Views from the trenches

Best practices
Ensure third-party senders have robust email authentication (SPF, DKIM, DMARC) properly configured and aligned with your domain for maximum deliverability.
Regularly monitor your own domain's reputation using tools like Google Postmaster Tools and encourage partners to do the same for their sending domains.
Advise third parties to maintain clean email lists and avoid sending to unengaged or old contacts to minimize spam complaints and maintain a healthy sender reputation.
Collaborate with partners to review email content and link practices, ensuring they avoid spammy triggers, excessive links, or deceptive link formatting.
Common pitfalls
Assuming your domain's good reputation automatically extends to emails sent by third parties, as ISPs evaluate the actual sender's reputation.
Ignoring the specific bounce messages received, which often contain clues about why the email was rejected (e.g., blocklist mentions, authentication failures).
Failing to communicate clear email sending guidelines and authentication requirements to partners who link to your website.
Overlooking deceptive link practices, such as mismatched display URLs and actual target URLs, which can trigger fraud filters.
Expert tips
Always advise partners to use dedicated subdomains for their email sending, if possible, to isolate any reputation issues from their main domain.
Implement a DMARC policy with reporting (p=none) to monitor how third parties are sending emails on your behalf and identify any authentication failures.
Conduct periodic email deliverability tests from your partners' sending environments to proactively identify potential rejection issues with links to your site.
Educate partners on the importance of email engagement metrics; low opens and high spam complaints directly impact sender reputation for linked content.
Expert view
Expert from Email Geeks says a common issue is when the visible link text in an email differs from the actual URL. This can trigger fraud warnings from ISPs.
2024-03-10 - Email Geeks
Marketer view
Marketer from Email Geeks says they found their partner's emails were being rejected because of suspicious URL patterns like using a dash instead of a dot in a domain-like segment, which looked like phishing.
2023-11-20 - Email Geeks
The rejection of third-party emails linking to your website can be traced back to several factors, often a combination of the third party's sender reputation, their email authentication practices, and the content and structure of their emails.

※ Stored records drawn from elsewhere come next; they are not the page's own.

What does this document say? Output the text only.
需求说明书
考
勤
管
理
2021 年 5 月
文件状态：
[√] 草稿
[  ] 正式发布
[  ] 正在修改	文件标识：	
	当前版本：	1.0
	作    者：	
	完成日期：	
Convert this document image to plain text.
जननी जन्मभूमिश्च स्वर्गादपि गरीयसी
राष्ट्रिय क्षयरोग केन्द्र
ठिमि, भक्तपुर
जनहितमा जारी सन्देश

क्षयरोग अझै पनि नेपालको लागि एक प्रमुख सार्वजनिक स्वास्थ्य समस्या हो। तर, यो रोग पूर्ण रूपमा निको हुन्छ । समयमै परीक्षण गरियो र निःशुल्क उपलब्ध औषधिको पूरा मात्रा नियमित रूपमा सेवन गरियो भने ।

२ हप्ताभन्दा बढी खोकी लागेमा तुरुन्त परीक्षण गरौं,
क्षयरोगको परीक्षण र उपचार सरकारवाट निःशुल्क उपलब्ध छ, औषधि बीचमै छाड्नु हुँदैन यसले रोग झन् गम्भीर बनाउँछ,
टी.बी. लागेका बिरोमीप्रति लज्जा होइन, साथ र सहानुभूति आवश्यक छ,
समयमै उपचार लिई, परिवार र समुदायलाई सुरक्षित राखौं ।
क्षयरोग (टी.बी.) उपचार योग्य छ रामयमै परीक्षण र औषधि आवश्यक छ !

ISPs are diligent in protecting their users from unwanted or malicious content, and any red flag, even a subtle one, can lead to a block.
Proactive measures, such as ensuring your partners adhere to strong deliverability best practices and properly authenticate their emails when sending on your behalf, are essential. Regularly reviewing bounce messages for specific rejection reasons and using tools to monitor your domain and their sending IPs can help you pinpoint issues quickly. This allows for effective communication and troubleshooting to ensure that all legitimate emails, regardless of who sends them, reach the inbox.